Congressional Action Required
Congress has spent years and billions of dollars building policy around an alleged scientific consensus, and is on a path to spend billions more as well as implement policies that would significantly reduce this country’s economic potential. Congress should instead focus on the following measures to prevent more unnecessary economic damage and promote sound energy policy that would create jobs and increase energy supply:
- Refrain from Legislating for the Purpose of Reducing GHGs. Congress should not pursue policies, such as cap and trade, a renewable electricity standard, or subsidies for “clean energy” as long as grave scientific disputes remain. Even if a scientific consensus emerges, Congress should still refrain from taking any action unless the economic cost of climate change mitigation justifies any benefits.
- Prohibit EPA Regulations. Congress should rein in the EPA’s regulatory authority by amending the Clean Air Act to exclude carbon dioxide and other greenhouse gases from coming under the EPA’s purview.
- Focus Energy Policy on Energy, not GHGs.
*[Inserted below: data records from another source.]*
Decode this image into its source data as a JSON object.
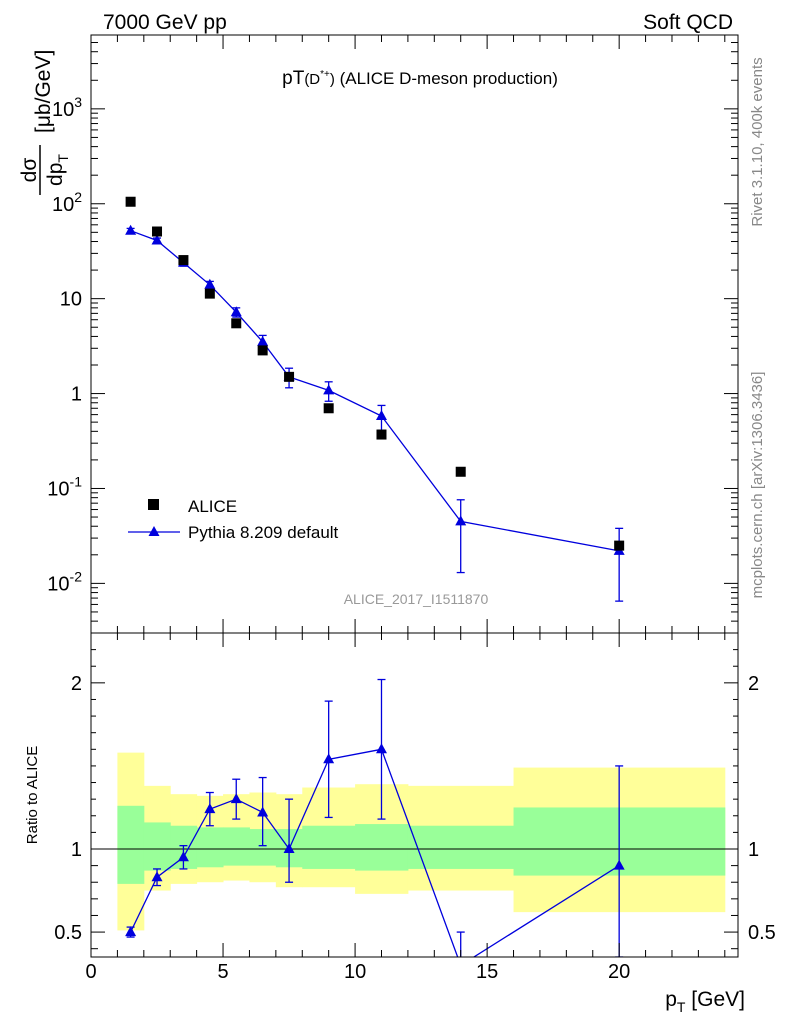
{
  "header": {
    "left_label": "7000 GeV pp",
    "right_label": "Soft QCD",
    "title": "pT(D*+) (ALICE D-meson production)",
    "analysis_id": "ALICE_2017_I1511870",
    "side_label_top": "Rivet 3.1.10,  400k events",
    "side_label_bottom": "mcplots.cern.ch [arXiv:1306.3436]"
  },
  "colors": {
    "data": "#000000",
    "mc": "#0000dd",
    "band_inner": "#99ff99",
    "band_outer": "#ffff99",
    "side_text": "#888888"
  },
  "chart_data": [
    {
      "type": "scatter",
      "panel": "main",
      "ylabel": "dσ/dpT [μb/GeV]",
      "y_scale": "log",
      "xlim": [
        0,
        24.5
      ],
      "ylim": [
        0.003,
        6000
      ],
      "y_ticks": [
        {
          "value": 0.01,
          "label": "10^-2"
        },
        {
          "value": 0.1,
          "label": "10^-1"
        },
        {
          "value": 1,
          "label": "1"
        },
        {
          "value": 10,
          "label": "10"
        },
        {
          "value": 100,
          "label": "10^2"
        },
        {
          "value": 1000,
          "label": "10^3"
        }
      ],
      "legend": {
        "position": "bottom-left",
        "entries": [
          "ALICE",
          "Pythia 8.209 default"
        ]
      },
      "series": [
        {
          "name": "ALICE",
          "marker": "square",
          "x": [
            1.5,
            2.5,
            3.5,
            4.5,
            5.5,
            6.5,
            7.5,
            9,
            11,
            14,
            20
          ],
          "y": [
            105,
            51,
            25.5,
            11.3,
            5.5,
            2.85,
            1.5,
            0.7,
            0.37,
            0.15,
            0.025
          ]
        },
        {
          "name": "Pythia 8.209 default",
          "marker": "triangle",
          "x": [
            1.5,
            2.5,
            3.5,
            4.5,
            5.5,
            6.5,
            7.5,
            9,
            11,
            14,
            20
          ],
          "y": [
            52,
            41,
            24,
            14,
            7.2,
            3.5,
            1.5,
            1.08,
            0.58,
            0.045,
            0.022
          ],
          "y_err_low": [
            3,
            2.5,
            2,
            1.2,
            0.8,
            0.6,
            0.35,
            0.25,
            0.17,
            0.032,
            0.0155
          ],
          "y_err_high": [
            3,
            2.5,
            2,
            1.2,
            0.8,
            0.6,
            0.35,
            0.25,
            0.17,
            0.031,
            0.016
          ]
        }
      ]
    },
    {
      "type": "line",
      "panel": "ratio",
      "ylabel": "Ratio to ALICE",
      "xlabel": "pT [GeV]",
      "xlim": [
        0,
        24.5
      ],
      "ylim": [
        0.35,
        2.3
      ],
      "x_ticks": [
        0,
        5,
        10,
        15,
        20
      ],
      "y_ticks": [
        0.5,
        1,
        2
      ],
      "reference_line": 1,
      "bands": {
        "edges": [
          1,
          2,
          3,
          4,
          5,
          6,
          7,
          8,
          10,
          12,
          16,
          24
        ],
        "inner_low": [
          0.79,
          0.87,
          0.88,
          0.89,
          0.9,
          0.9,
          0.89,
          0.88,
          0.87,
          0.88,
          0.84
        ],
        "inner_high": [
          1.26,
          1.16,
          1.14,
          1.13,
          1.13,
          1.12,
          1.12,
          1.14,
          1.15,
          1.14,
          1.25
        ],
        "outer_low": [
          0.51,
          0.75,
          0.79,
          0.8,
          0.81,
          0.8,
          0.77,
          0.77,
          0.73,
          0.75,
          0.62
        ],
        "outer_high": [
          1.58,
          1.38,
          1.33,
          1.32,
          1.33,
          1.34,
          1.33,
          1.37,
          1.39,
          1.38,
          1.49
        ]
      },
      "series": [
        {
          "name": "Pythia 8.209 default",
          "x": [
            1.5,
            2.5,
            3.5,
            4.5,
            5.5,
            6.5,
            7.5,
            9,
            11,
            14,
            20
          ],
          "y": [
            0.5,
            0.83,
            0.95,
            1.24,
            1.3,
            1.22,
            1.0,
            1.54,
            1.6,
            0.3,
            0.9
          ],
          "y_err_low": [
            0.03,
            0.05,
            0.07,
            0.1,
            0.12,
            0.2,
            0.2,
            0.35,
            0.42,
            0.2,
            0.55
          ],
          "y_err_high": [
            0.03,
            0.05,
            0.07,
            0.1,
            0.12,
            0.21,
            0.3,
            0.35,
            0.42,
            0.2,
            0.6
          ]
        }
      ]
    }
  ]
}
Instead of artificially propping up certain energy sources with subsidies and mandates based on a false scientific consensus, Congress should focus on creating a regulatory and legal framework for all energy policies to succeed or fail on their own merit by removing subsidies and reducing regulatory red tape that prevents the development of all energy sources.
Uncertain Science, Certain Cost
If the scientific consensus behind global warming is crumbling, so, too, should the economically harmful policies that stem from it. When asked about the scientific consensus on climate change, Phil Jones, former climate-research director at the University of East Anglia, said, “I don’t believe the vast majority of climate scientists think this. This is not my view. There is still much that needs to be undertaken to reduce uncertainties, not just for the future, but for the instrumental (and especially the paleoclimatic) past as well.” If the vast majority of climatologists do not believe that the debate on climate change is over, politicians should not be pushing for greenhouse gas reduction policies that not only have significant economic costs, but will also deeply alter the business landscape of the United States.
—Nicolas D. Loris is a Research Associate in the Thomas A. Roe Institute for Economic Policy Studies at The Heritage Foundation.